Car il désirait ardemment pouvoir compter sur lui. S'il parvenait à trouver un bras droit comme lui, il serait comme un poisson dans l'eau, et se débarrasser du chauve ne serait qu'une question de temps.
Hou Tian semblait avoir compris quelque chose.
Il fit semblant d'avoir soudainement compris et poussa un soupir de soulagement.
Les deux se sont finalement réconciliés.
Ah Lai était soulagé d'être sorti indemne cette fois-ci et joua joyeusement avec le grillon dans la boîte à thé avant d'aller retrouver Xiao Hui.
Lorsqu'il rencontra Xiaohui, il lui raconta discrètement comment il avait failli sauver sa jeune sœur Xiaoxiang.
Xiao Hui prit la boîte à thé des mains d'A Lai, les yeux embués de larmes, et demanda : « Quand pourrai-je partir ? Mes parents me manquent tellement. »
Ah Lai lui caressa la tête, pensant qu'il était lui aussi orphelin, et la réconforta : « Ça ne prendra pas longtemps, je trouverai une solution. »
Xiao Hui regarda A Lai avec des yeux pleins de désir et dit affectueusement : « Si nous sommes éliminés, la première chose que je ferai sera de relâcher ce grillon. »
Alai sourit et hocha la tête.
Xiao Hui a alors tristement expliqué à A Lai que les vêtements contenus dans le sac en plastique n'avaient pas été détruits par les agents de sécurité avant qu'ils ne les trouvent et les emportent.
Alai fronça les sourcils, réfléchit un instant, puis la réconforta : « Ce n'est qu'une robe de fille, de quoi avoir peur ? N'y pense pas. »
Ce vigile pourrait-il trouver le moindre indice sur moi grâce à ces vêtements
? Allons donc
! Ce serait incroyable.
Ils ont bavardé pendant un bon moment.
Alai remarqua soudain la silhouette affairée de l'homme chauve.
L'homme chauve remarqua également Alai au même moment, s'approcha de lui et lui demanda : « Toi ? Pourquoi ne joues-tu plus avec ces filles ? »
"Bien!"
Ah Lai soupira et dit d'un ton maussade : « Vous avez appelé Lao Tie et quelques gardes de sécurité pour qu'ils m'emmènent de force. Que suis-je censé faire ? »

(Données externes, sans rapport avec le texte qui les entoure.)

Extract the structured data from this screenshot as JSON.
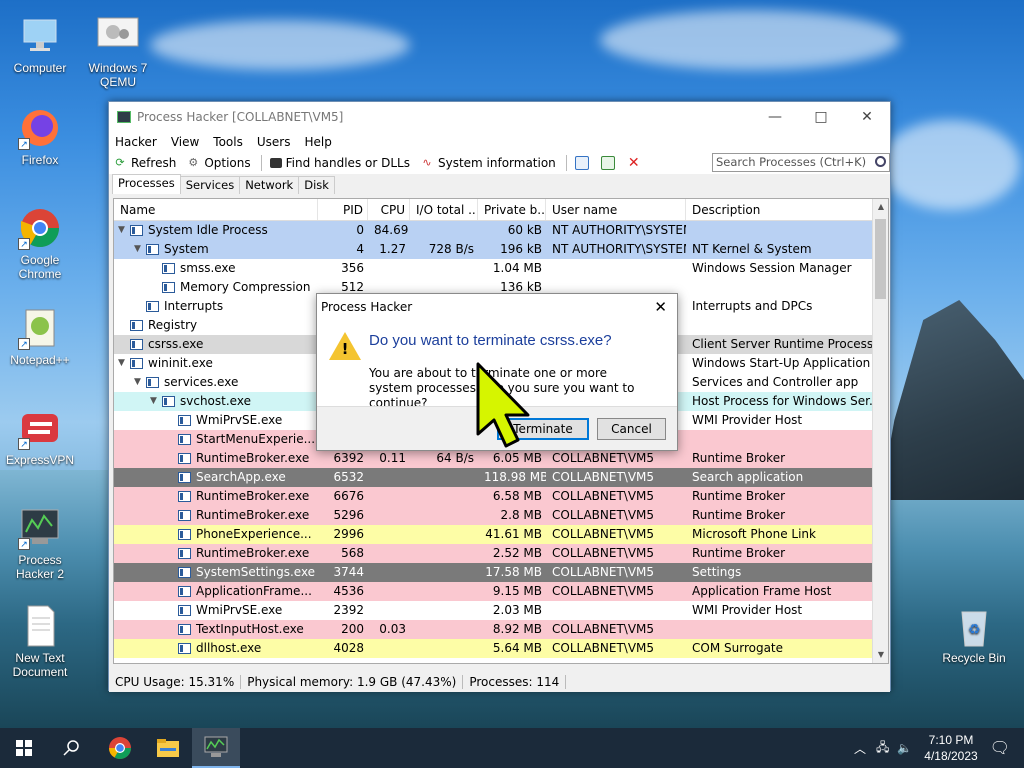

L'homme chauve se tapota la tête d'un air gêné et sourit poliment en disant : « Regardez ces derniers jours, il s'est passé tellement de choses chaotiques, j'en ai la tête qui tourne. »
À ce moment précis, un agent de sécurité s'est approché, a mystérieusement pris l'homme chauve à part et lui a chuchoté quelque chose.
L'homme chauve hocha la tête à plusieurs reprises sans laisser paraître la moindre émotion, songeant que ce soir, son second non seulement ne convoitait ni l'argent ni les femmes, mais avait en plus fracassé la table d'une gifle, le menaçant clairement. Il était vraiment rusé. Il semblait que cet homme devenait de plus en plus difficile à gérer ; il allait sans doute devoir recourir à nouveau à des manœuvres sournoises.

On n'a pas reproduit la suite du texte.